Synästhesie ist die Fähigkeit eine Sinneswahrnehmung mit einer anderen zu verknüpfen. Dadurch können Synästhetiker Farben schmecken, Musik riechen oder bei bestimmten Gerüchen geometrische Formen vor dem inneren Auge sehen. Der Ursprung dieser ungewöhnlichen Gabe war bisher unbekannt. Wissenschaftler vermuten den Schlüssel nun auf molekularer Ebene.
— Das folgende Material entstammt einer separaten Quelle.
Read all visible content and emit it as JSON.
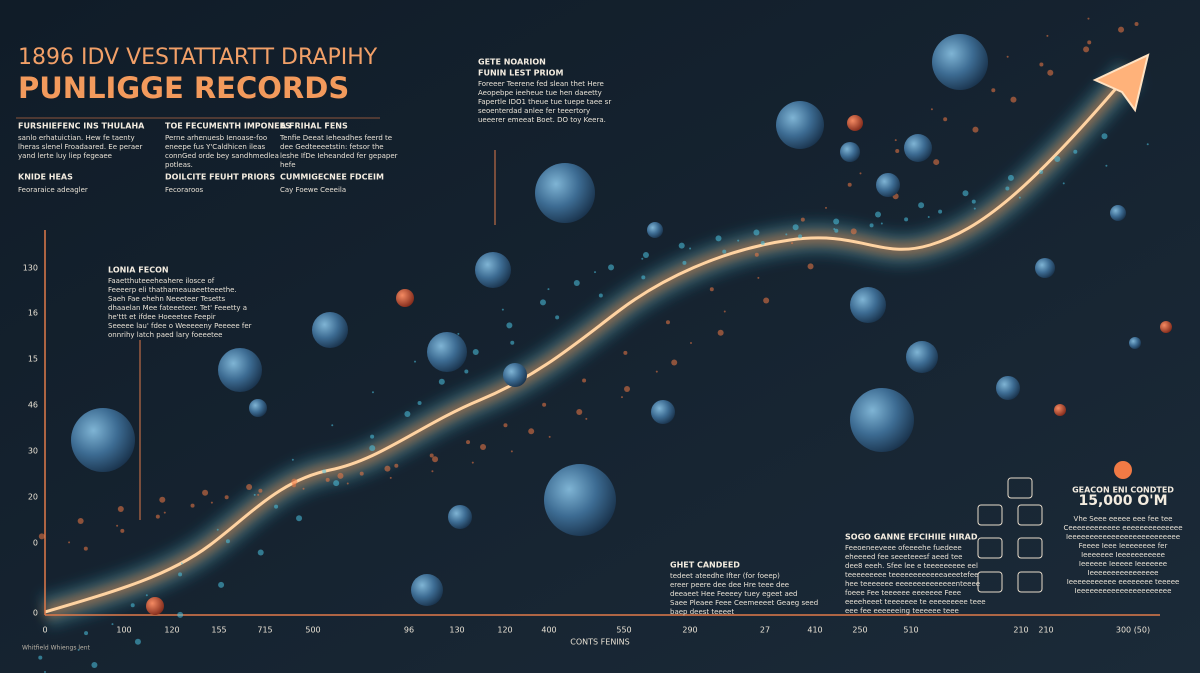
{
  "header": {
    "title_line1": "1896 IDV VESTATTARTT DRAPIHY",
    "title_line2": "PUNLIGGE RECORDS"
  },
  "columns": [
    {
      "heading": "FURSHIEFENC INS THULAHA",
      "body": [
        "sanlo erhatuictian. Hew fe taenty",
        "lheras slenel Froadaared. Ee peraer",
        "yand lerte luy liep fegeaee"
      ],
      "subheading": "KNIDE HEAS",
      "note": "Feoraraice adeagler"
    },
    {
      "heading": "TOE FECUMENTH IMPONEES",
      "body": [
        "Perne arhenuesb Ienoase-foo",
        "eneepe fus Y'Caldhicen ileas",
        "connGed orde bey sandhmedlea",
        "potleas."
      ],
      "subheading": "DOILCITE FEUHT PRIORS",
      "note": "Fecoraroos"
    },
    {
      "heading": "A FRIHAL FENS",
      "body": [
        "Tenfie Deeat Ieheadhes feerd te",
        "dee Gedteeeetstin: fetsor the",
        "leshe IfDe Ieheanded fer gepaper",
        "hefe"
      ],
      "subheading": "CUMMIGECNEE FDCEIM",
      "note": "Cay Foewe Ceeeila"
    }
  ],
  "top_note": {
    "heading1": "GETE NOARION",
    "heading2": "FUNIN LEST PRIOM",
    "body": [
      "Foreeer Teerene fed slean thet Here",
      "Aeopebpe ieeheue tue hen daeetty",
      "Fapertle IDO1 theue tue tuepe taee sr",
      "seoenterdad anlee fer teeertory",
      "ueeerer emeeat Boet. DO toy Keera."
    ]
  },
  "left_note": {
    "heading": "LONIA FECON",
    "body": [
      "Faaetthuteeeheahere ilosce of",
      "Feeeerp eli thathameauaeetteeethe.",
      "Saeh Fae ehehn Neeeteer Tesetts",
      "dhaaelan Mee fateeeteer. Tet' Feeetty a",
      "he'ttt et ifdee Hoeeetee Feepir",
      "Seeeee lau' fdee o Weeeeeny Peeeee fer",
      "onnrihy latch paed lary foeeetee"
    ]
  },
  "bottom_note": {
    "heading": "GHET CANDEED",
    "body": [
      "tedeet ateedhe Ifter (for foeep)",
      "ereer peere dee dee Hre teee dee",
      "deeaeet Hee Feeeey tuey egeet aed",
      "Saee Pleaee Feee Ceemeeeet Geaeg seed",
      "baep deest teeeet"
    ]
  },
  "center_note": {
    "heading": "SOGO GANNE EFCIHIIE HIRAD",
    "body": [
      "Feeoeneeveee ofeeeehe fuedeee",
      "eheeeed fee seeeteeesf aeed tee",
      "dee8 eeeh. Sfee lee e teeeeeeeee eel",
      "teeeeeeeee teeeeeeeeeeeeaeeetefee",
      "hee teeeeeee eeeeeeeeeeeeeenteeee",
      "foeee Fee teeeeee eeeeeee Feee",
      "eeeeheeet teeeeeee te eeeeeeeee teee",
      "eee fee eeeeeeing teeeeee teee"
    ]
  },
  "right_note": {
    "heading": "GEACON ENI CONDTED",
    "value": "15,000 O'M",
    "body": [
      "Vhe Seee eeeee eee fee tee",
      "Ceeeeeeeeeeee eeeeeeeeeeeeee",
      "Ieeeeeeeeeeeeeeeeeeeeeeeeee",
      "Feeee Ieee Ieeeeeeee fer",
      "Ieeeeeee Ieeeeeeeeeee",
      "Ieeeeee Ieeeee Ieeeeeee",
      "Ieeeeeeeeeeeeeeee",
      "Ieeeeeeeeeee eeeeeeee teeeee",
      "Ieeeeeeeeeeeeeeeeeeeeee"
    ]
  },
  "axis": {
    "title": "CONTS FENINS",
    "y_labels": [
      "130",
      "16",
      "15",
      "46",
      "30",
      "20",
      "0",
      "0"
    ],
    "x_labels": [
      "0",
      "100",
      "120",
      "155",
      "715",
      "500",
      "96",
      "130",
      "120",
      "400",
      "550",
      "290",
      "27",
      "410",
      "250",
      "510",
      "210",
      "210",
      "300 (50)"
    ]
  },
  "footer": "Whitfield Whiengs lent"
}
Obwohl Synästhesie den Ruf hat, ungewöhnlich und selten zu sein, taucht sie vermutlich bei einer von 25 Personen in unterschiedlich starker Ausprägung auf. Was diese Eigenschaft verursacht und welche biologischen Faktoren damit zusammenhängen, war bis jetzt nicht geklärt. Nur, dass Synästhesie in der frühen Kindheit erstmals auftritt und auch, dass es ganze Familien betrifft, war bisher bekannt. Nun haben Wissenschaftler erste Hinweise entdeckt, um das Geheimnis zu lüften. Dabei geht es ins Detail, denn die Forscher des Max-Planck-Instituts für Psycholinguistik und der University of Cambridge suchen den Ursprung auf molekularer Ebene. Da das Phänomen in Familien auftritt, vermuten sie einen Einfluss erblich bedingter Faktoren. „Untersuchungen mit bildgebenden Verfahren deuten darauf hin, dass die Schaltkreise im Gehirn erwachsener Menschen mit Synästhesie etwas anders verschaltet sind als bei Menschen, die solche besonderen Sinnesverknüpfungen nicht erleben. Wir vermuten, dass ein Teil der Antwort in der genetischen Veranlagung der Menschen liegt“, erklärt Amanda Tilot, Genetikerin am Max-Planck-Institut für Psycholinguistik.
Synästhesie ist erblich
Für ihre Studien haben die Wissenschaftler die DNA von drei Familien analysiert, in denen über mehrere Generationen Familienmitglieder beim Hören von Musik Farben sehen. Der Fokus lag dabei auf seltenen DNA-Veränderungen, die bei allen Familienmitgliedern übereinstimmten. Die entdeckten Abweichungen wurden mit Hilfe neuester Genomsequenzierung identifiziert und eine genetische Weitergabe nachvollzogen. Zwischen den Familien wurden zwar Unterschiede in den DNA-Varianten festgestellt, aber die Untersuchungen konnten eine Gemeinsamkeit ausmachen: Alle wiesen eine Anreicherung von Genen auf, die an wichtigen biologischen Prozessen und der Zellmigration beteiligt sind. Es zeigte sich, dass sie Einfluss auf die Axonogenese nehmen. Dies ist ein Schlüsselprozess im Gehirn, der es möglich macht, sich mit den richtigen Partnern zu verschalten.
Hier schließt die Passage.